(727f) Quantification of Thermal Energy Delivery to Water-Membrane Interface in Membrane Distillation

Dudchenko, A., Carnegie Mellon University
Mauter, M., Carnegie Mellon University
Hardikar, M., Carnegie Mellon University
Anand, A., Carnegie Mellon University
Xin, R., Carnegie Mellon University
Joshi, S., Carnegie Mellon University
Membrane Distillation (MD) is an attractive technology for treatment of high salinity waters (e.g. waste brines, produced water, saline ground waters) that can take advantage of low grade heat or solar thermal energy, reducing its operational costs.

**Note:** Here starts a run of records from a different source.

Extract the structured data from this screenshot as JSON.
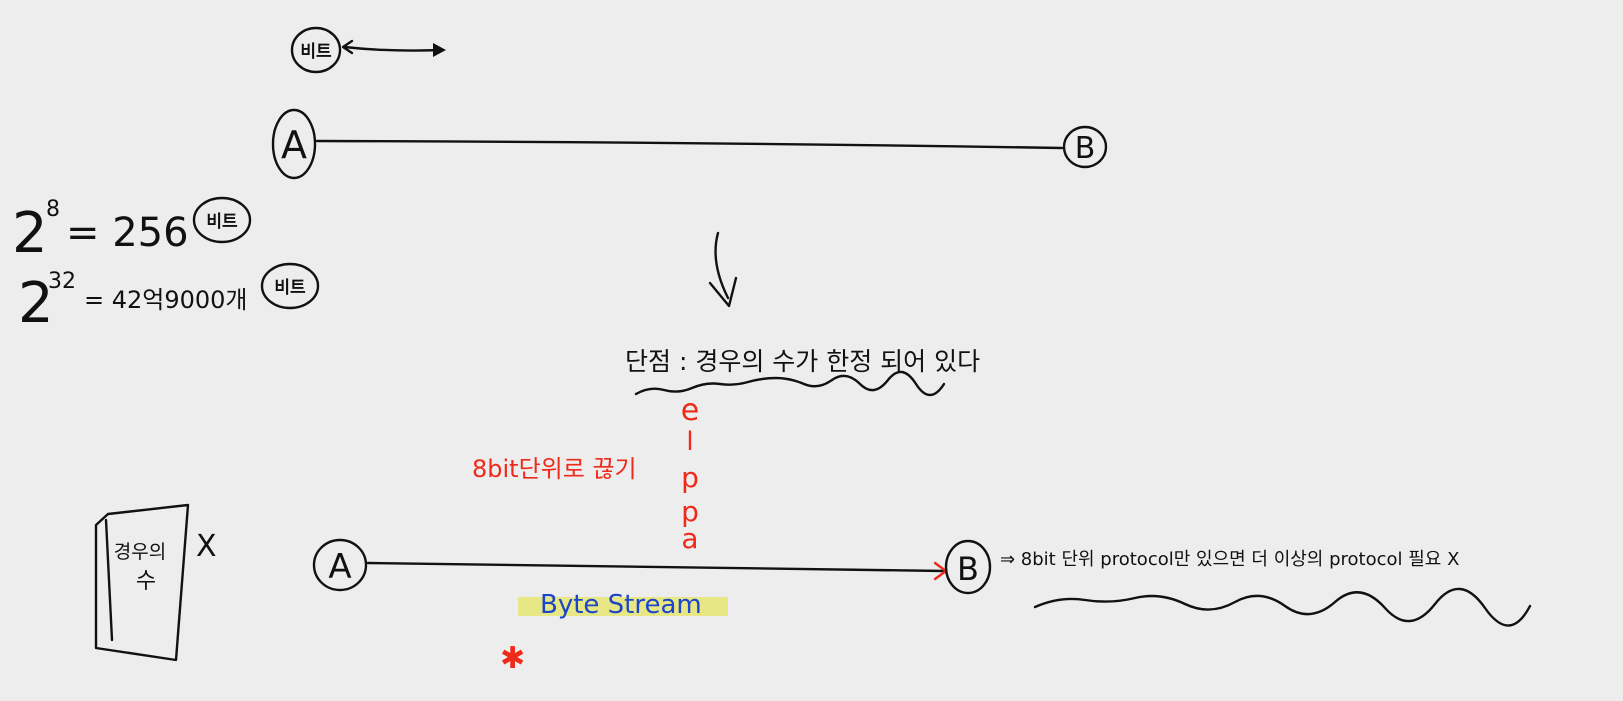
{
  "colors": {
    "background": "#ededed",
    "ink": "#111111",
    "red": "#ee2a1a",
    "blue": "#1d45c9",
    "highlight": "#e6e67a"
  },
  "top": {
    "bubble_label": "비트",
    "node_a": "A",
    "node_b": "B"
  },
  "formulas": [
    {
      "base": "2",
      "exp": "8",
      "rest": "= 256",
      "bubble": "비트"
    },
    {
      "base": "2",
      "exp": "32",
      "rest": "= 42억9000개",
      "bubble": "비트"
    }
  ],
  "middle": {
    "caption": "단점 : 경우의 수가 한정 되어 있다",
    "apple_letters": [
      "e",
      "l",
      "p",
      "p",
      "a"
    ],
    "red_note": "8bit단위로 끊기"
  },
  "bottom": {
    "node_a": "A",
    "node_b": "B",
    "byte_stream": "Byte Stream",
    "star": "✱",
    "box_label_1": "경우의",
    "box_label_2": "수",
    "box_mark": "X",
    "right_note": "⇒ 8bit 단위 protocol만 있으면 더 이상의 protocol 필요 X"
  }
}
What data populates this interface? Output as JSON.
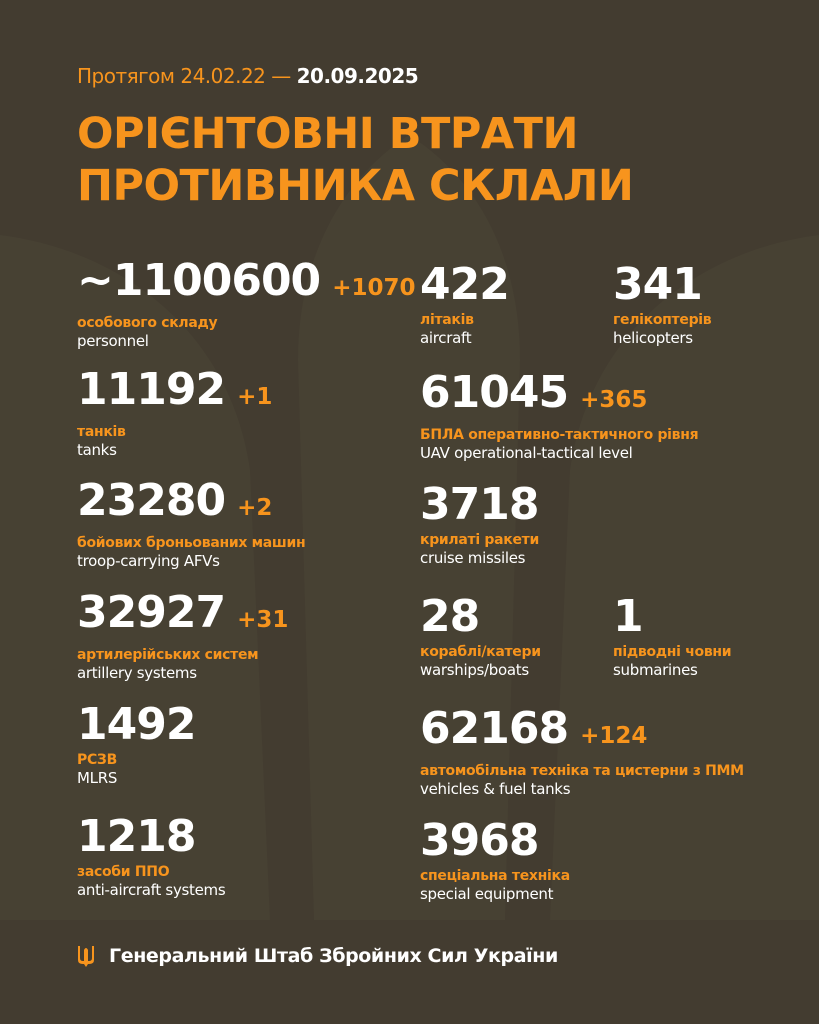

However, the MD process performance (i.e. flux, water recovery, and thermal efficiency) which is governed by the heat transfer to the membrane-water interface cannot be directly quantified in experimental systems. Past efforts to quantify energy transport to the water-membrane interface have used thermal transport models that rely on bulk temperature and flow rate measurements, and the inaccuracies from this approach have led to high uncertainty in translating process performance from the bench to commercial scale. Herein, we demonstrate through analysis of literature and experimental data the effect of system size on MD performance, and current limitations in our ability to predict its performance. We present a novel approach that leverages our fundamental understanding of vapor transport to correct existing heat transport correlations and significantly reduce the uncertainty in estimated MD process performance.